Conclusions: The incidence rate of peptic ulcer disease is similar in patients using low-dose effervescent calcium carbasalate compared with regular low-dose acetylsalicylic acid. This implicates that peptic ulcers seem to be related to systemic rather than to local effects of low-dose acetylsalicylic acid.

Acetylsalicylic acid use is associated with reduced risk of out-of-hospital cardiac arrest in the general population: Real-world data from a population-based study

Aim: Activated blood platelet products facilitate myocardial intracellular Ca2+ overload, thereby provoking afterdepolarizations and increasing susceptibility of ischemic myocardium to ventricular fibrillation (VF). These effects are counteracted in vitro by acetylsalicylic acid (ASA), but no prior study investigated whether ASA is associated with decreased out-of-hospital cardiac arrest (OHCA) risk on a population level. Therefore, we studied whether ASA and other antiplatelet drugs (carbasalate calcium, clopidogrel) are associated with decreased risk of OHCA.
Methods: We conducted a population-based case-control study among individuals (772 OHCA-cases with documented VT/VF, 2444 non-OHCA-controls) who had used antiplatelet drugs in the year before index-date (OHCA-date), and studied the association between current antiplatelet drug use and OHCA-risk with multivariable logistic regression analysis.
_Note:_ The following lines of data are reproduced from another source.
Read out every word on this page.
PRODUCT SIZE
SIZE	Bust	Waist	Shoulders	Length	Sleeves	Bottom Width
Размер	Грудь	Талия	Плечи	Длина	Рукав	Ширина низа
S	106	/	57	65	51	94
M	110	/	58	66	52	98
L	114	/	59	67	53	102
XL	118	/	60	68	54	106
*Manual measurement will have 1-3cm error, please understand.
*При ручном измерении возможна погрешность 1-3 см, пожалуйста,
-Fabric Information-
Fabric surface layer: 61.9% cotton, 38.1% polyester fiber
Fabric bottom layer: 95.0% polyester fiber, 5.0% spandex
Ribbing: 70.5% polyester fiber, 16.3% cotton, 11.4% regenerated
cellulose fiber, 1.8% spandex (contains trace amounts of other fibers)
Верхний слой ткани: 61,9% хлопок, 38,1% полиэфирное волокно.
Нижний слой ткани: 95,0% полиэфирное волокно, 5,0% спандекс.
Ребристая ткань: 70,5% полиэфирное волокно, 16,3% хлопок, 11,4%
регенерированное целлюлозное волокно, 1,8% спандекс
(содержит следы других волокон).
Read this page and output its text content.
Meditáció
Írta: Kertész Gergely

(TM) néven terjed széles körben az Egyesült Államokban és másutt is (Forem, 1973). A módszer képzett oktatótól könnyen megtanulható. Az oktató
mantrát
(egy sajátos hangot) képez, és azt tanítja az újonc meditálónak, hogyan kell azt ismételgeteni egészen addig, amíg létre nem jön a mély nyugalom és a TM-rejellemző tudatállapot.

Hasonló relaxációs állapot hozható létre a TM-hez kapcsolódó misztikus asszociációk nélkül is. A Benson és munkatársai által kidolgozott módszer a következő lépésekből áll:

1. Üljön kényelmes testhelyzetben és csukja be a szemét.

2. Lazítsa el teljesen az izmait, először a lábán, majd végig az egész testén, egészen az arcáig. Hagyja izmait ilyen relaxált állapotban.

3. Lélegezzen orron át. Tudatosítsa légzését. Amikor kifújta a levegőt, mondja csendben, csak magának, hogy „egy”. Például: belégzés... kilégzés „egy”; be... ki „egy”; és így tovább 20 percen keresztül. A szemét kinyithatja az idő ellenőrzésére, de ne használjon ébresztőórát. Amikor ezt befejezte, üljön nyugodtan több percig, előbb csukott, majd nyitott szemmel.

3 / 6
Results: ASA use was associated with reduced OHCA-risk (adjusted odds ratio (ORadj) 0.6 [0.5-0.8]), and more so in women (ORadj 0.3 [0.2-0.6]) than in men (ORadj 0.7 [0.5-0.95], Pinteraction 0.021). Carbasalate calcium was associated with decreased OHCA-risk in women (ORadj 0.5 [0.3-0.9]), but not in men (ORadj 1.3 [0.96-1.7], Pinteraction 0.005). Clopidogrel was not associated with reduction in OHCA-risk. Risk reduction associated with ASA in patients with OHCA was similar in the presence of acute myocardial infarction (AMI) (ORadj 0.6 [0.4-0.9]) and in the absence of AMI (ORadj 0.7 [0.4-1.2]).
Conclusion: ASA use was associated with reduced OHCA-risk in both sexes, and more so in women, while carbasalate calcium only protected women. Clopidogrel was not associated with reduced OHCA-risk.